Dans la variante de cet article, elle rappelle l'une des maximes de Machiavel : « C'est que celui qui s'empare du pouvoir doit prendre tout de suite toutes les mesures de rigueur qu'il estime nécessaires, et n'en plus prendre par la suite, ou en tout cas de moins en moins. (…) Quand un pouvoir nouvellement institué commence par assener à ses adversaires les coups qu'il veut leur donner, puis les laisse à peu près tranquilles, ils lui savent gré de tout le mal qu'ils n'en souffrent pas ; quand il commence par ménager les adversaires, ils s'irritent ensuite de la moindre menace. Le pire de tout est de les ménager tout en laissant peser sans cesse sur eux des menaces vagues et jamais réalisées… »
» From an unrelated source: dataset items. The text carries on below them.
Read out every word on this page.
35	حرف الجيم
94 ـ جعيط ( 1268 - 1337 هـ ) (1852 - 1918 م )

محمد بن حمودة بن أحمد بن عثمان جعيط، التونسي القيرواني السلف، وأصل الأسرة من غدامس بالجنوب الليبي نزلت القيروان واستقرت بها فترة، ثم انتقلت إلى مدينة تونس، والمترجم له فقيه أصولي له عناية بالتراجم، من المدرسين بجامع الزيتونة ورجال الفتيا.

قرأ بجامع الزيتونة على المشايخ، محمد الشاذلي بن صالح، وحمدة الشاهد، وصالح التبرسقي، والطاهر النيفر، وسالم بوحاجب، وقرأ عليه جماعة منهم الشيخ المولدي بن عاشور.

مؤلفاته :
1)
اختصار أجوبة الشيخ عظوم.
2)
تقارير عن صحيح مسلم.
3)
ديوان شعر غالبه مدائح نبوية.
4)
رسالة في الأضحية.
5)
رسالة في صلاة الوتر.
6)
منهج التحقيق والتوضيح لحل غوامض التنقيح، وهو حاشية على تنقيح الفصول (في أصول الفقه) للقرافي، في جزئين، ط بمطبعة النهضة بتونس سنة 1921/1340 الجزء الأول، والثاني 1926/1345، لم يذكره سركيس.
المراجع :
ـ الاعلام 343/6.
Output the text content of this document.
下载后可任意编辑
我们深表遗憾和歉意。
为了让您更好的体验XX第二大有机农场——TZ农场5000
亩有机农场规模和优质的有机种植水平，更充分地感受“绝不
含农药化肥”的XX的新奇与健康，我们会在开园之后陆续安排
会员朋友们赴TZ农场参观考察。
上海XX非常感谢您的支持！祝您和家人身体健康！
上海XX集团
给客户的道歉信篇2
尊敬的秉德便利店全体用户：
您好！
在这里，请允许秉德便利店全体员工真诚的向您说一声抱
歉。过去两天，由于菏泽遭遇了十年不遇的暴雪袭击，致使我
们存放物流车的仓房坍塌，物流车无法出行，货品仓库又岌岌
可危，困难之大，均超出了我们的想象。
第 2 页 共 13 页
Cette variante se termine par des réflexions profondes et amères sur la force. « Le principe fondamental du pouvoir et de toute action politique, c'est qu'il ne faut jamais présenter l'apparence de la faiblesse. La force se fait non seulement craindre, mais en même temps toujours un peu aimer, même par ceux qu'elle fait violemment plier sous elle ; la faiblesse (…) inspire toujours un peu de mépris (…). Il n'y a pas de vérité plus amère (…). Sylla, après son abdication, a vécu en parfaite sécurité dans cette Rome où il avait fait couler tant de sang ; les Gracques ont péri lâchement abandonnés par cette multitude à qui ils avaient voué leur vie. (…) L'empire de la force façonne souverainement sentiments et pensées… » C'est par cette emprise sur les pensées que la force règne, plus que par la contrainte effective. « Cette force qui règne jusque dans les consciences est toujours en grande partie imaginaire… »" ("Méditations sur un cadavre" ; p. 432-33)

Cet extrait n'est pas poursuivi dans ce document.